Vandals Stole My Shoot
I’ve worked on a lot of different types of shoots—sometimes they stick around in my memory, sometimes I only remember little details, or not much of anything. Then there are the shoots that I remember with visceral memories, like the twelve days I spent in New Orleans shooting Marvel Universe Live. I took this picture the first night I arrived, and when I look at it, a wave of every emotion and physical sensation I felt hits me again.
I remember getting off a plane, frustrated with a work-related thing that I’ve since forgotten the details of, greeted with a text from a sympathetic co-worker with a plan to get me out of the hotel room and full of good food. We ate extraordinary food at Cane and Table (because damn right I’m going to name check amazing restaurants when I can), and then wandered and found things like the little night market selling art in the photo above. It adjusted my brain, got me into a better place to rally myself, and prepped me for the almost two week stretch ahead of me. I thought.
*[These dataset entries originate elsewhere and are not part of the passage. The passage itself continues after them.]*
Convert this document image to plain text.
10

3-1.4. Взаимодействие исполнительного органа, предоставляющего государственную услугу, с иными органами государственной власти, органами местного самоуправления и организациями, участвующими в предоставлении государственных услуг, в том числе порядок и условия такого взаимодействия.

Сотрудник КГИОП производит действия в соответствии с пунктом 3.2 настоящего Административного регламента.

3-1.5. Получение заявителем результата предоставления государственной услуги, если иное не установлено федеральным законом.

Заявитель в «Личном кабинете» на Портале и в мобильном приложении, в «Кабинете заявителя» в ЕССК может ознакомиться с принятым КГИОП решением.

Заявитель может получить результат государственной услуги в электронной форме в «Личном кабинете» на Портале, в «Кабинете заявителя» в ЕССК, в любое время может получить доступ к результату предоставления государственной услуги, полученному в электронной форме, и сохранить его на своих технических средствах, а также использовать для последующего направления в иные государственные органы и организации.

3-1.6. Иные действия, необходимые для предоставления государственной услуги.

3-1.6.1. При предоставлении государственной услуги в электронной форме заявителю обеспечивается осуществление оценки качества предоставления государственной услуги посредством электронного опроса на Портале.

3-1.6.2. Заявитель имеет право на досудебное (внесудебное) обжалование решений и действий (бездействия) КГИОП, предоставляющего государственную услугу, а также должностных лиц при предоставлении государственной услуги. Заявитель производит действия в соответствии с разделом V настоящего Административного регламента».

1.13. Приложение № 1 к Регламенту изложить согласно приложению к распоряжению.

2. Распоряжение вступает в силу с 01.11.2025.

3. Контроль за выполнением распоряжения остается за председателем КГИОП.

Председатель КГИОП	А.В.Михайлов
The next days were tough—not because of the people I was with or because we didn’t get what we needed. In fact we captured amazing content. And the cast and crew, as usual, became enthusiastic partners with what we were trying to do. But the days were long. And hot. And it turns out that it’s difficult to find food in New Orleans after 9 or 10pm, which is when we were done. So each night we all turned into zombies, incapable of doing anything but grunting and griping at each other as we stumbled forward in search of food. Subsisting on caffeine and beignets was delicious, but not really brain food.
What we were shooting was fun; there’s nothing better than having the run of an arena with few creative restrictions, and a willing group of people who want to do everything again, once more, another time, just because they want to make the end product better. I’ve learned over the years that you can’t trust a performer to tell you how they’re really feeling if they think they can do a trick better than the last time. I’ve also learned they’re usually right, and usually it makes for amazing visuals.
But sometimes, on the last day of a shoot, when everything is going amazingly and people are firing on all cylinders, you’ll suddenly be asked “do you really need to keep shooting?” Because as it turns out, when vandals break into a power sub-station, steal so much copper piping that it makes running that sub-station dangerous, the officials who know what they’re talking about will make the decision to cut power to an entire section of the city, including the arena. That blackout will last hours longer than anticipated, and because you’re in New Orleans in the summer, the humidity will become so extreme that when the power does come back on the A/C can’t work hard enough, and the special effect fog won’t evaporate fast enough to make it safe for the motorcycles to do tricks or for the double ended fire wands to stay lit. And so you eventually have to say, no, it’s not worth it to keep going—we’ll work with what we got.
And that is how vandals stole my shoot.